As the old pictures of hardy and hard-living young men rolled by on a big screen, the beards growing longer, the eye-bags more venerable, Luke Kelly’s hair more luxuriant, the notion that a quarter of a century had passed since his death at 44 seemed hardly credible; or that it was 21 years since Ciaran Bourke was lost to them, or over a year since Ronnie Drew’s final bow.
Just two of the original Dubliners remain, John Sheahan (70 last May) and Barney McKenna, (70 come December). “I think this will be the last of the gatherings,” said Jimmy Kelly, Luke’s younger brother. Vienna long ago gave them the freedom of the city, but no such honour has been forthcoming from their own. “Maybe it’s just an oversight,” said Sheahan wryly.
The statue of Luke Kelly, voted for by Dublin City Council, remains elusive five years on. The odds must be long on getting the same council to fast-track a memorial to Ronnie Drew, as proposed by the Lord Mayor, Emer Costello. Francis Devine, the night’s MC, chose to look ahead to the band’s “half-century, when maybe these gents will be able to walk their sheep through the streets of Dublin”.
On Saturday night, some 90 family members and friends – including Danish ambassador to Ireland Henrik Rée Iversen, Joan Burton and Pat Carroll, Róisín Shortall, Tommy Broughan and Mary Upton – gathered under the chandeliers in Dublin’s Mansion House.
The “new” band members, Eamonn Campbell, Patsy Watchorn and Sean Cannon, joined Sheahan and McKenna on the stage and, between them, they conjured up a time when the world was young and the nights sang of banjos and balladeering and large bottles of whatever you were having yourself.
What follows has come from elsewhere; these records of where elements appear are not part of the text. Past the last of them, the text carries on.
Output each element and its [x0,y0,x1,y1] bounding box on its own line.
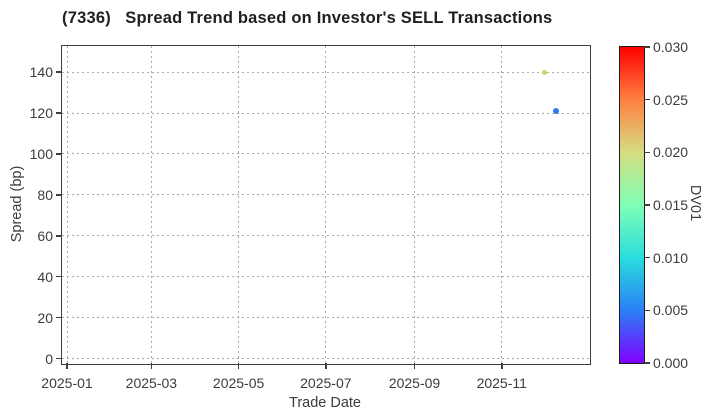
x-tick-mark [501,363,503,369]
x-tick-label: 2025-03 [125,375,178,391]
y-tick-label: 80 [37,186,53,203]
y-tick-label: 20 [37,309,53,326]
x-tick-label: 2025-07 [300,375,352,391]
x-gridline [325,46,327,363]
colorbar-tick-label: 0.020 [653,144,689,161]
chart-title: (7336) Spread Trend based on Investor's … [62,9,553,27]
x-gridline [66,46,68,363]
y-tick-mark [56,235,62,237]
colorbar-tick-label: 0.025 [653,91,689,108]
x-tick-label: 2025-01 [41,375,93,391]
data-point [553,108,560,115]
x-tick-mark [413,363,416,369]
colorbar-gradient [618,45,645,364]
y-tick-label: 60 [37,227,53,244]
x-tick-mark [237,363,240,369]
y-tick-mark [56,71,62,73]
colorbar-tick-label: 0.010 [653,249,689,266]
colorbar-tick-label: 0.005 [653,302,689,319]
x-gridline [150,46,152,363]
x-gridline [414,46,416,363]
colorbar-label: DV01 [687,184,703,222]
x-tick-mark [325,363,327,369]
y-tick-mark [56,316,62,319]
colorbar-tick-label: 0.030 [653,39,689,55]
y-tick-label: 100 [29,145,53,162]
y-tick-mark [56,153,62,155]
colorbar-tick-mark [644,362,650,364]
y-tick-mark [56,194,62,196]
y-tick-mark [56,275,62,278]
x-tick-label: 2025-11 [476,375,527,391]
colorbar-tick-mark [644,256,650,259]
y-tick-label: 40 [37,268,53,285]
y-tick-mark [56,357,62,360]
colorbar-tick-mark [644,151,650,154]
y-tick-mark [56,112,62,114]
colorbar-tick-mark [644,98,650,101]
y-tick-label: 0 [45,350,53,367]
x-tick-mark [66,363,68,369]
colorbar-tick-mark [644,46,650,48]
x-gridline [238,46,240,363]
colorbar-tick-label: 0.000 [653,355,689,371]
colorbar-tick-mark [644,309,650,312]
x-tick-mark [150,363,153,369]
data-point [542,69,548,75]
x-tick-label: 2025-05 [212,375,265,391]
x-gridline [501,46,503,363]
colorbar-tick-mark [644,204,650,206]
colorbar-tick-label: 0.015 [653,197,689,213]
x-axis-label: Trade Date [289,395,361,411]
y-tick-label: 140 [29,64,53,81]
y-tick-label: 120 [29,105,53,122]
x-tick-label: 2025-09 [388,375,441,391]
Together the old photographs and songs carried a powerful undertow of poignancy and nostalgia, as voices from beyond the grave joined the living. The band on stage and the audience joined in as Ronnie Drew growled out McAlpine's Fusiliers. When Luke Kelly sounded a warning to all females "from nine to 99", the Oak Room resounded to the chorus: "He's got no faloorum, he's lost his ding doorum . . ." As Kelly's implacable young profile appeared on screen, along with his searing, timeless recitation of For What Died the Sons of Róisín?, Barney McKenna silently mouthed the words.
A sequence of pictures showing Ciaran Bourke in the act of pulling a full-size whiskey bottle from his pocket spoke of mischief, amid tales from Sheahan of the “big, strong, gentle giant’s kind of scientific interest in drink”.
Interwoven with it all were Sheahan's poetic tributes to each of his fallen comrades: Luke's Gravestone, Remembering Ciaran Bourkeand Ronnie's Heaven, written the day after his funeral, when Sheahan was wondering if heaven could possibly live up to the "grumpy" one's expectation.
The audience linked arms as Jimmy Kelly called time with The Parting Glass. For the indefatigable Dubliners, a nine-day European tour beckons, with no hint of a retirement date. "It's too late to stop now," said McKenna.